Hedging is a risk management strategy that successful investors use to reduce or offset the risk of loss from adverse price movements in their investments. It involves taking a position in an asset negatively correlated with another within your portfolio. By doing so, you are essentially reducing your exposure to a particular risk, such as inflation.
For example, if you hold a portfolio of stocks and are concerned about inflation eroding their value, you may choose to invest in inflation-protected bonds, which typically perform well during inflationary periods. This would help offset any losses you may experience from the stocks in your portfolio.
Another hedging strategy that you can use to mitigate inflation risk is investing in alternative assets that are not directly affected by inflation. These can include real estate, precious metals, and early-stage startups.
Real estate is often considered a good hedge against inflation since property values and rental income can rise along with inflation. Precious metals such as gold and silver can also serve as a hedge, as their value tends to increase during inflation.
These assets remain resilient during inflationary periods as their prices are often linked to inflation. For example, when inflation rises, the value of real estate tends to rise along with it, as property values and rents increase to keep up with rising costs.
Similarly, precious metals like gold and silver have historically been seen as a haven during times of inflation, as their value tends to increase when other assets decline in value.
Consider Investing in Early-Stage Startups
Investing in EIS and SEIS-certified startups can offer tax benefits and potential returns. These schemes incentivise investment in small businesses and startups and can provide tax relief for investors. Investing in startups can also provide an opportunity for higher returns than traditional investments.
In addition to the potential returns, investing in EIS and SEIS-certified startups can provide a hedge against inflation. Startups tend to be less affected by inflation as they have more room for growth, which can offset the impact of inflation on their expenses. Also, investing in startups is typically a long-term commitment, which can provide a buffer against short-term market fluctuations caused by inflation.
Although investing in startups comes with risks, investing in EIS and SEIS-certified startups can diversify your risk across multiple investments and potentially benefit from inflationary trends.
Working with a consultant specialising in early-stage startup investments can provide valuable insights into the risks and benefits of investing in startups in different stages of growth, help you make informed decisions, and provide ongoing support to keep you on track with your investment plan.
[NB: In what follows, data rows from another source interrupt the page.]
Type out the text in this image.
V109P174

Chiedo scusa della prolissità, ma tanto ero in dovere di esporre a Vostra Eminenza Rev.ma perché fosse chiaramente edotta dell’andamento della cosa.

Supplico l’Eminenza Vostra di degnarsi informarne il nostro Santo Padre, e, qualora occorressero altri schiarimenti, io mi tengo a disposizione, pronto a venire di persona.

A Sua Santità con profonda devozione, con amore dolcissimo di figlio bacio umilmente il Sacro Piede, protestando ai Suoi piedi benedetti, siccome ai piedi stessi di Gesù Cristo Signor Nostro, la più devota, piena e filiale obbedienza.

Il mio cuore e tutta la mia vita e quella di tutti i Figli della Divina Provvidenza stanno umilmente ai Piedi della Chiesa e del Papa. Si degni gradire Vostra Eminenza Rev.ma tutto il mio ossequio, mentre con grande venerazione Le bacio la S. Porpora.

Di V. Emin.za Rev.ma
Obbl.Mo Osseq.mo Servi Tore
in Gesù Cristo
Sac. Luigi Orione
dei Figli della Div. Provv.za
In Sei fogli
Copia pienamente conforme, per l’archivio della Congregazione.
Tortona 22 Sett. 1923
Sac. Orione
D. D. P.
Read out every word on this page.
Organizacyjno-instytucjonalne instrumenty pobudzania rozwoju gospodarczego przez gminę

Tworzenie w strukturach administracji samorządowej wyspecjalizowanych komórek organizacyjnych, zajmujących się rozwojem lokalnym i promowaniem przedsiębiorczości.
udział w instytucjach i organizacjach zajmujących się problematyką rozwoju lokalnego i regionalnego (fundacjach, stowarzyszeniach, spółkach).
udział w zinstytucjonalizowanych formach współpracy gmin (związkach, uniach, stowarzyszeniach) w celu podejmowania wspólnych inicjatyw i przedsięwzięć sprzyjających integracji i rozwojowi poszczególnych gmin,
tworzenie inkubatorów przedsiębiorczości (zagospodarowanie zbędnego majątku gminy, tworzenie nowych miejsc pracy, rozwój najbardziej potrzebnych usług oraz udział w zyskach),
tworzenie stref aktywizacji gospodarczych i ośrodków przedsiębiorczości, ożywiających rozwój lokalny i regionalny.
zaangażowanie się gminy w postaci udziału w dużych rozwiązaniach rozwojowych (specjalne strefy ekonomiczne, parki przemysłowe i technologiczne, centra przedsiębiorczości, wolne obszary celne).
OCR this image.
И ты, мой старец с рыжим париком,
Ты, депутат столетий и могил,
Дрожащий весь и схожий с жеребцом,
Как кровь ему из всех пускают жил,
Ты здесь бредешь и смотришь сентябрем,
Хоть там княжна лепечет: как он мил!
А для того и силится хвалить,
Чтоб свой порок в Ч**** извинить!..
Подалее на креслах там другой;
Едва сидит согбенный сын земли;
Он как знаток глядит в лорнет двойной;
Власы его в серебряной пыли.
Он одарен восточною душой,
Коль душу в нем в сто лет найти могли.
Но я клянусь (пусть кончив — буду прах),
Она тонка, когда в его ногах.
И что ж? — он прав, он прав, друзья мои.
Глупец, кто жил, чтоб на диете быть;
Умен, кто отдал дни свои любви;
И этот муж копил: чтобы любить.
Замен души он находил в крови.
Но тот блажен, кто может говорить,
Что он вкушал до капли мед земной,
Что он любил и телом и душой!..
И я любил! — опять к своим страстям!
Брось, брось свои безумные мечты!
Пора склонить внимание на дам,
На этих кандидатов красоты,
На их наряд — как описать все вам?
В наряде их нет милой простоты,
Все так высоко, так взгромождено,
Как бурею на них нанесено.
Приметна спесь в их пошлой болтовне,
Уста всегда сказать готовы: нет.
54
Managing inflation risk is crucial for UK investors looking to protect their investments in a volatile market. By diversifying your investments, monitoring economic indicators, and using hedging strategies, you can help mitigate the impact of inflation on your portfolio.
One of the most effective strategies for managing inflation risk is investing in startups certified by EIS and SEIS. These schemes offer potential tax benefits and higher returns, and startups can also hedge against inflation and market fluctuations.
It’s important to remember that investing in startups comes with risks, and it’s crucial to seek professional advice and diversify your investments to manage these risks effectively. You can maximise your investment returns while managing inflation risk by staying disciplined, periodically rebalancing your portfolio, and working with a financial advisor.
In a volatile market, protecting your investments is more important than ever. Considering the potential benefits of investing in EIS and SEIS-certified startups, it’s worth exploring this option as part of your investment strategy.